The idea of Disnaeland originally came from the early 2010s’ cultural fixation with the apocalypse and disaster fiction. The idea of writing an apocalypse that wasn’t so, well, apocalyptic was appealing to D.D. He wasn’t quite sure of how he’d execute it. He fixated on a paradox – we were so occupied with the apocalypse, yet we did not care to write fiction about stopping it, or creating something good from it.
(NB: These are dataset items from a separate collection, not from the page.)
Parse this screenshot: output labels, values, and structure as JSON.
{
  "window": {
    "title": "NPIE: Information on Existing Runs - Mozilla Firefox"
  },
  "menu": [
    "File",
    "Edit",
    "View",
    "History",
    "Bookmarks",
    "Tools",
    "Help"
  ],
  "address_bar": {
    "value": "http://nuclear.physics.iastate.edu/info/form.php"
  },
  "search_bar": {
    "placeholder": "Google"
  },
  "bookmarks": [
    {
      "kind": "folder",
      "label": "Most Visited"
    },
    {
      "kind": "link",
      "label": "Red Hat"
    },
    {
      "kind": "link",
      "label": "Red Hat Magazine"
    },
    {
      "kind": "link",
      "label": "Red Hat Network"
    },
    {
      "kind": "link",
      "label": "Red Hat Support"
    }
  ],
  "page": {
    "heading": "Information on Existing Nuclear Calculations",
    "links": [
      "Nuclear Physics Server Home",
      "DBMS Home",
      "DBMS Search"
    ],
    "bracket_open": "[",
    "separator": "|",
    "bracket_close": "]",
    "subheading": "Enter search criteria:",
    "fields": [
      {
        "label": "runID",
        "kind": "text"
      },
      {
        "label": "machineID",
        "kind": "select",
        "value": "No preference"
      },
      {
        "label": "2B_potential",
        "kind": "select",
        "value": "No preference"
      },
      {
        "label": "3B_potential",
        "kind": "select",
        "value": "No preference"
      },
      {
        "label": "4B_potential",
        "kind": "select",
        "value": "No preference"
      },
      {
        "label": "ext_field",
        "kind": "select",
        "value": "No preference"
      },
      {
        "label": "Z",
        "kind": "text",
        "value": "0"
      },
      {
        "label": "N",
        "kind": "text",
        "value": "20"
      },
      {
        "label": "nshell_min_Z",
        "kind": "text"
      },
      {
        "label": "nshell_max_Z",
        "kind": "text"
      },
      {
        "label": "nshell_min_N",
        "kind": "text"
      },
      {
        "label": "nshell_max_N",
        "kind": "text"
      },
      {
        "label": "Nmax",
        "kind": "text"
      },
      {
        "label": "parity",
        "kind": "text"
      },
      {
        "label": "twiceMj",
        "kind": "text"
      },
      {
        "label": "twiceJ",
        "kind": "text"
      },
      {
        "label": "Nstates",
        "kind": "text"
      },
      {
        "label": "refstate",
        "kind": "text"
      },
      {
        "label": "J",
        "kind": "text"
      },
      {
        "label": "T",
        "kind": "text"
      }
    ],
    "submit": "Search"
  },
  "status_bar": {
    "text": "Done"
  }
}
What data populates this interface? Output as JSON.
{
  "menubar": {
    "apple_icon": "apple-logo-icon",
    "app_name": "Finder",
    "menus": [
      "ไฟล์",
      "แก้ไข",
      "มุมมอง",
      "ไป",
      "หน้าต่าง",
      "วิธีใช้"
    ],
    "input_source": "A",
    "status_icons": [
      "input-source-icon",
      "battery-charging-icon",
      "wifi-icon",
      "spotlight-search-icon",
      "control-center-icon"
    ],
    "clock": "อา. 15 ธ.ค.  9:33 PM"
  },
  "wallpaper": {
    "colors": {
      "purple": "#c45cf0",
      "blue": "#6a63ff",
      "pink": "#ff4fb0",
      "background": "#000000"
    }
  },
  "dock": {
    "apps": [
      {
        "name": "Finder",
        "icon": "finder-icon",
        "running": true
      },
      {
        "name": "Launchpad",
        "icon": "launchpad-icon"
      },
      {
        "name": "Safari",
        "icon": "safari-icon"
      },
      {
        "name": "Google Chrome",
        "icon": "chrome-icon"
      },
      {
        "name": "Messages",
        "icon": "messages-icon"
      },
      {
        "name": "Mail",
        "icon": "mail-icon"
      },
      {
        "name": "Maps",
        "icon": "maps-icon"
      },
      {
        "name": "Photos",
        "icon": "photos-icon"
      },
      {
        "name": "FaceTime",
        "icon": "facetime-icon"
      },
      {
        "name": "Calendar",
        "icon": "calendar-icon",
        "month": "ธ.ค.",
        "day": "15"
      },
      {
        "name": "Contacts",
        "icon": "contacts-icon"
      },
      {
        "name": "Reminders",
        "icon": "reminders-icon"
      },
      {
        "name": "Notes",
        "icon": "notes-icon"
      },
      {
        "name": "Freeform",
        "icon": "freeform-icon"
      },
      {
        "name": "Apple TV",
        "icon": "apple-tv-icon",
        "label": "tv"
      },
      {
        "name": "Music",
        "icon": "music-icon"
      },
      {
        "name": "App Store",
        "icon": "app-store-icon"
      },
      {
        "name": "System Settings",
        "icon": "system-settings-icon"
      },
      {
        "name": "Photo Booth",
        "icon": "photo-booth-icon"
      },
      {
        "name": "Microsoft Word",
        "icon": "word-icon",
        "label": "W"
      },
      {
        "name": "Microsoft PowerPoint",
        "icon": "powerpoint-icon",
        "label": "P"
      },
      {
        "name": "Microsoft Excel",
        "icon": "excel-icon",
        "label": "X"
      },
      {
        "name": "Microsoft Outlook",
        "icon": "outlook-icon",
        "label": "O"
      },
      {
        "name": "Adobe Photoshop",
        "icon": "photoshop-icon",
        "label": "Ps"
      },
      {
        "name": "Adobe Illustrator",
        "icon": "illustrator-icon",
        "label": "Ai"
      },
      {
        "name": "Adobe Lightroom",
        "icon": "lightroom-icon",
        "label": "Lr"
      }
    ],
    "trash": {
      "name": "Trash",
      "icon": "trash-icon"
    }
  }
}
And then, in 2020, the world had its own apocalypse of sorts. Mike tells us of a memory from February 2020. He was on a train, travelling through rain. Lands were flooding because of Storm Kiera and Storm Dennis, and people were all staring at their phones. The voice overhead told them all to report anything that looks suspicious. It occurred to D.D. that this scene would not be out of place in a dystopia novel. This reignited the spark for Disnaeland – it was not to be a book about building up to an apocalypse, it would be about surviving the one we’re already in.

His editor asked D.D. to write the book again, once it was done – something still wasn’t quite right. In the summer of 2020 his son was born, and that proved to be the final thing that shattered his writer’s block. There was a new urgency to Disnaeland, because the issues it explores wouldn’t only effect D.D., but also his son.

Ultimately, Mike’s journey to overcoming writer’s block was waiting for the right moment.